Better Undead Than Unread

Better Undead Than Unread

Behind the Stacks v1It’s the right time of year for scary stories. There are gruesome decorations on lawns, loud spook houses full of chainsaws and screaming teens, and the holidays are right around the corner. Let’s face it — horrible traffic, high credit card bills and family gatherings are way more frightening than the supernatural. Horror doesn’t have to be limited to October, however. People like a pretend scare for all kinds of reasons. It’s a great escape if you can handle it. After reading The Shining in high school, I actually felt a sense of relief. Why was I so worried about Algebra and the prom? The people in that novel had real problems! Fayetteville Public Library is chock-full of books about otherworldly beings, and there’s enough variety to make the average person forget everyday troubles, at least until the end of the last chapter.

If the thought of reading the Twilight saga makes you throw up in your mouth a little bit, never fear — there’s plenty of fang fiction out there.
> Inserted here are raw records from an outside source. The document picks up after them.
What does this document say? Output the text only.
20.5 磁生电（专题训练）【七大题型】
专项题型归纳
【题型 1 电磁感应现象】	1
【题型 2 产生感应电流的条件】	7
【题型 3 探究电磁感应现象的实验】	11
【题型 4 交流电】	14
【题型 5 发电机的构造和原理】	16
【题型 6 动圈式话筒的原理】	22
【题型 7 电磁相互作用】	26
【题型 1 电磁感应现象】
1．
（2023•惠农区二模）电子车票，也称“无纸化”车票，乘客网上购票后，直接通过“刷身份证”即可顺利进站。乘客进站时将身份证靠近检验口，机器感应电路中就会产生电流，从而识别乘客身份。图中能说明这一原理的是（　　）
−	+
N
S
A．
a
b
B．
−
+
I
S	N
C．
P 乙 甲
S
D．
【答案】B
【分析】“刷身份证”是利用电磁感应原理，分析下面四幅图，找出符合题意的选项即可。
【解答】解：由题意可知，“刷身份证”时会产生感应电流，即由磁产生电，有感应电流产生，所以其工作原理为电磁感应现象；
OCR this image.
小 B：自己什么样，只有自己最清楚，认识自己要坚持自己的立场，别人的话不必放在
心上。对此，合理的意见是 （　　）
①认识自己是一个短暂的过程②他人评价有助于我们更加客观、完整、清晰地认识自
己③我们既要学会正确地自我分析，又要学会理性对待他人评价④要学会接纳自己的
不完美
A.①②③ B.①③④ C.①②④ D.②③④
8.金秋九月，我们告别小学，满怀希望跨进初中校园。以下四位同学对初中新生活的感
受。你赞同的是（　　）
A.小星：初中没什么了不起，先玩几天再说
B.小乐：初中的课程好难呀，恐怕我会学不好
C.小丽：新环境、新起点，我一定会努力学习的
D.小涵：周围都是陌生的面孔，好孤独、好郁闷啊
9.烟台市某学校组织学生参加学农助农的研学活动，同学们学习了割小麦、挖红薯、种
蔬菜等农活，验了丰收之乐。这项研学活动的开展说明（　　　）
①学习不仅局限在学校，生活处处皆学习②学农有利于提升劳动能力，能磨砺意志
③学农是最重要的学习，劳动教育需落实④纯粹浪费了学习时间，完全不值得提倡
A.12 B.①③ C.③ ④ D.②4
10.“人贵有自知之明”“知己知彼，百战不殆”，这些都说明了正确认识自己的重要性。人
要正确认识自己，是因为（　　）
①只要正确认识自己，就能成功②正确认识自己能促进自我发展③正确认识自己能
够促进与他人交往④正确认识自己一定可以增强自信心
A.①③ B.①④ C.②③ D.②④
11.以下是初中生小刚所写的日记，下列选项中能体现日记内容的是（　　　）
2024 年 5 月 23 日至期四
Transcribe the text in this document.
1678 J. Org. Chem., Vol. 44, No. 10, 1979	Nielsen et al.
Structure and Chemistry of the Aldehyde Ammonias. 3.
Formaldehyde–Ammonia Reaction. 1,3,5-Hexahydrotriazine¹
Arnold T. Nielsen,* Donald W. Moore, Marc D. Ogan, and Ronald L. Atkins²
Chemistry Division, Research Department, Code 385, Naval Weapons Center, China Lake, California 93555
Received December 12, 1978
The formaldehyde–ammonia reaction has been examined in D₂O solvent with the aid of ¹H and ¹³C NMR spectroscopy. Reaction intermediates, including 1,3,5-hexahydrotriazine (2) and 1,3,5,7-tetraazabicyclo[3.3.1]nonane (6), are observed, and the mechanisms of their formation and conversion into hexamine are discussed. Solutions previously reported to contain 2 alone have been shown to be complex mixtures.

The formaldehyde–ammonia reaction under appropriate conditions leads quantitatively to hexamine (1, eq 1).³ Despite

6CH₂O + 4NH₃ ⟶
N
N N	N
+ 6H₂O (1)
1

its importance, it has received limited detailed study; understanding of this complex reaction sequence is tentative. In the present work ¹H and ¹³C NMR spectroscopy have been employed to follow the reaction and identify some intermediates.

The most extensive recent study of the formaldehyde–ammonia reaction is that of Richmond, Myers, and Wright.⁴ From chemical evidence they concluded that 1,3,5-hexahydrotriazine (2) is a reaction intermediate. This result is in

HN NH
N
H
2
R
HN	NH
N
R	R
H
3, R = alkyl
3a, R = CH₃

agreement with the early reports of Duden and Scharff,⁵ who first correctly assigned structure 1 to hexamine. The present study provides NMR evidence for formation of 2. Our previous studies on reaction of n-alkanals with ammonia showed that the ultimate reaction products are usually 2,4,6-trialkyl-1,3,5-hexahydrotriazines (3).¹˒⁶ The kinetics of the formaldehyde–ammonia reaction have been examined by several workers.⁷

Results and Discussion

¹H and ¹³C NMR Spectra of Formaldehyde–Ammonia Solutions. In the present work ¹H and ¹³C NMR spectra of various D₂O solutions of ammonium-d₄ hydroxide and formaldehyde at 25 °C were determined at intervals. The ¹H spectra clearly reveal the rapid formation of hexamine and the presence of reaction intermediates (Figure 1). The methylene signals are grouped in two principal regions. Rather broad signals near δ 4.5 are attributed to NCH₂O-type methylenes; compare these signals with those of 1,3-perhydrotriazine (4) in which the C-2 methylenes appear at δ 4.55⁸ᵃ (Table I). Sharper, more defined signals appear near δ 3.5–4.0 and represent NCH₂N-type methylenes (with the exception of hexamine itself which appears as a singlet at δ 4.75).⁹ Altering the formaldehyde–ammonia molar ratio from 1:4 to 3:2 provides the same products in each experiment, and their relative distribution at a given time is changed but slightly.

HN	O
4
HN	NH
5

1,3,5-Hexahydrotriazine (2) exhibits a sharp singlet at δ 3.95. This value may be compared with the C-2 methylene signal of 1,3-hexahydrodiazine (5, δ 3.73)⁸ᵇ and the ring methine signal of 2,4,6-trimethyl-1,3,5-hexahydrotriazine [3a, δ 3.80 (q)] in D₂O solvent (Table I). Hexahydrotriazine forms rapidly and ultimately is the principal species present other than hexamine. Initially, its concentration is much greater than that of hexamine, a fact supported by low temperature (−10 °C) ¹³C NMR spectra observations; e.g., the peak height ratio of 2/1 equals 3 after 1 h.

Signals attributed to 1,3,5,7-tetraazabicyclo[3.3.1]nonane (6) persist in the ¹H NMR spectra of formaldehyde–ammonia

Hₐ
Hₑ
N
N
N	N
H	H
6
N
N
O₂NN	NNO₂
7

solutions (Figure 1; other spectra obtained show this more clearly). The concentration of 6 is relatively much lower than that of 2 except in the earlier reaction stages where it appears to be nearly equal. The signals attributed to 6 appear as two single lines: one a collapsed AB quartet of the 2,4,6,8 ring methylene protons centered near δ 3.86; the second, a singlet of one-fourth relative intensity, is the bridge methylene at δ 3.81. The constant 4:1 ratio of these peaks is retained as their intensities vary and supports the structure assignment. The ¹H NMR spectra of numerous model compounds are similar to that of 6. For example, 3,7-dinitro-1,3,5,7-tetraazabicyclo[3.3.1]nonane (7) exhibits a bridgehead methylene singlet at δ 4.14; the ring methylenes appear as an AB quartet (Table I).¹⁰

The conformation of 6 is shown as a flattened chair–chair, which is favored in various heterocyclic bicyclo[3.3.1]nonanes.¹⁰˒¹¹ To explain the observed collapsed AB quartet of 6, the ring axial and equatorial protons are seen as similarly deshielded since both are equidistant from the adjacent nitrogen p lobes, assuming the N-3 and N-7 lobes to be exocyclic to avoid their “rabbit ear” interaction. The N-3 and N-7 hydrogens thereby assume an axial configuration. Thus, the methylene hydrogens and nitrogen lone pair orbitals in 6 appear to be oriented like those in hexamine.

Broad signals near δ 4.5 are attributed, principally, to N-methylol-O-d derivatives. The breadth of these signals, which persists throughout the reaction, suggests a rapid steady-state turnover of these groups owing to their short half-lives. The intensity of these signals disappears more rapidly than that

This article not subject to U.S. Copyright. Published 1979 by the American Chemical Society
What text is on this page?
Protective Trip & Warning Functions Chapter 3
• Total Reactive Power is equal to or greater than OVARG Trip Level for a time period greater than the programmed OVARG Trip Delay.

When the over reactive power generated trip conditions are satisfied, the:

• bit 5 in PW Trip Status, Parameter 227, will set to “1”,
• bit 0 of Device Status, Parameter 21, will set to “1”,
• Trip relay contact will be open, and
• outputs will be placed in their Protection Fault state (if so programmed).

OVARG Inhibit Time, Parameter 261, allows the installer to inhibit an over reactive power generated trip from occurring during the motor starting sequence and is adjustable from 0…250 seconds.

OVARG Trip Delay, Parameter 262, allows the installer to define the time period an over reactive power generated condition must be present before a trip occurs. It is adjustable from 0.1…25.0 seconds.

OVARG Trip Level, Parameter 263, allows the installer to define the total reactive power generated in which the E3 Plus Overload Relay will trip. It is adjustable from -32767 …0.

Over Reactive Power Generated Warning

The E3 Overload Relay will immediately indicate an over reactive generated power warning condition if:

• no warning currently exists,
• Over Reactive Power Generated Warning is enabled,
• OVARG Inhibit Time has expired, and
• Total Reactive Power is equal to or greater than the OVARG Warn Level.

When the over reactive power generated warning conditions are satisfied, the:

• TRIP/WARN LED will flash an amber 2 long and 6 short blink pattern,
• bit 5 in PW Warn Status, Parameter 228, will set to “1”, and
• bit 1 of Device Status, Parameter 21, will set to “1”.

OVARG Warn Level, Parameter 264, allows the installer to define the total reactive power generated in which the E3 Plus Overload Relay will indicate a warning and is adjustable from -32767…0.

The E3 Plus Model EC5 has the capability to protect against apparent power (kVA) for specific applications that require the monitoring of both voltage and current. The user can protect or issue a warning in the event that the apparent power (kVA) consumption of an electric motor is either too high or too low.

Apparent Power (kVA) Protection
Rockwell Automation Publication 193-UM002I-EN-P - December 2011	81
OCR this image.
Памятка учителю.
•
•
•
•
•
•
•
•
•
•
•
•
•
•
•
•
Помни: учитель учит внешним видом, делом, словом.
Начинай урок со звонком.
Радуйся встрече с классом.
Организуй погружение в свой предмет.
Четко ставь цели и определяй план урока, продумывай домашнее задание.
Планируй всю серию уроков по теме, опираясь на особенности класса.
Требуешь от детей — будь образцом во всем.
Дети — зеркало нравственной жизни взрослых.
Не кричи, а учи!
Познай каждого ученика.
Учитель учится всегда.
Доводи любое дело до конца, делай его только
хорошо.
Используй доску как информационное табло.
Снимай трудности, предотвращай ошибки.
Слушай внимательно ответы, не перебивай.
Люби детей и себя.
In fact, when I searched the library catalog for any books about vampires, I got 1,247 items. That being said, it’s tough to find a really scary vampire tale these days. There are more sexy (Laurell K. Hamilton’s Anita Blake, Vampire Hunter series), chivalrous (the Bite Me, Your Grace series by Brooklyn Ann) and shirtless (Lynsay Sands’ Argeneau Family series) vampires than you can shake a stake at (sorry). Funny vamps are the property of Charlaine Harris (think Sookie Stackhouse), Michelle Rowen (Immortality Bites) and Mary Janice Davidson (her Undead series has hilarious titles). To get a good fright out of vampire reading, you might have to go old school with some Stephen King (‘Salem’s Lot) or Richard Matheson (I am Legend.) If you prefer your vampires repellent instead of sparkle-pretty, check out Midnight Mass by F. Paul Wilson or Simon Clark’s Vampyrrhic series.

Behind the Stacks 2Zombie (shudder) fiction has also surged in popularity over the last few years, thanks in part to Pride and Prejudice and Zombies, by Seth Grahame-Smith. To overcome a lifelong fear of zombies, perhaps break yourself in by reading some of the Dan Shamble, Zombie P.I. books by Kevin J. Anderson. They give a humorous and perfectly rational scientific slant to corpse reanimation. Further on in the humor vein, there’s always Apocalypse Cow by Michael Logan or Jailbait Zombie by Mario Acevedo. Zombies have also not escaped the romantic horror hero cliché. If that doesn’t strike you as downright unsanitary, take a look at A Darker Shade of Dead by Bianca D’Arc, Warm Bodies by Isaac Marion or Hungry for Your Love: an Anthology of Zombie Romance, edited by Lori Perkins. For end-of-the-world apocalyptic scenarios try Max Brooks’ World War Z, or Frail by Joan Turner. Also, just because zombies don’t really have brains of the working variety doesn’t mean they can’t be literary, as the Shakespeare Undead series by Lori Handeland proves.

Ghosts still have a presence in scary fiction, and they’re all over the place — harder to categorize, I suppose, since they’re not tangible. The library is full of horror anthologies, but for ghost stories only try Ghosts: Recent Hauntings edited by Paula Guran or Collected Ghost Stories by Montague Rhodes James. A few full-length novels stand out, especially for tried-and-true terror. The classic, simply titled Ghost Story by Peter Straub will turn blood to ice. As for Joe Hill’s Heart-Shaped Box, I was too chicken to read past the first chapter, and I’m a horror fanatic. Ghost, Interrupted by Sonia Singh is friendly and funny, Dead Things by Stephen Blackmoore is a crime novel, and Jaime Moyer’s Delia’s Shadow offers a bit of the historical novel along with the shivers.

Since werewolves are really and truly human most of the time, authors and the general reading public tend to have a soft spot for them. Even Stephen King’s (sorry to mention him again, but he is the Master of Horror) unwitting werewolf in Cycle of the Werewolf, which is absolutely terrifying, tries to only kill people who seem to deserve it. Glen Duncan’s The Last Werewolf features a forlorn werewolf protagonist. Anne Rice is working hard to make werewolves as appealing as she made vampires in The Wolf Gift chronicles, which so far includes The Wolf Gift and The Wolves of Midwinter. The Pack, by Jason Starr features a group of stay at home dads who like to howl at the full moon. Female lycanthropes that can kick some bad guy butt are the stars of Carrie Vaughn’s Kitty Norville series, Kelley Armstrong’s Otherworld Tales series and Amanda Carlson’s Jessica McClain series. And—you knew this was coming—Terry Spear’s Heart of the Wolf series and Ashlyn Chase’s Flirting Under a Full Moon have romance covered for creatures of the lupine variety.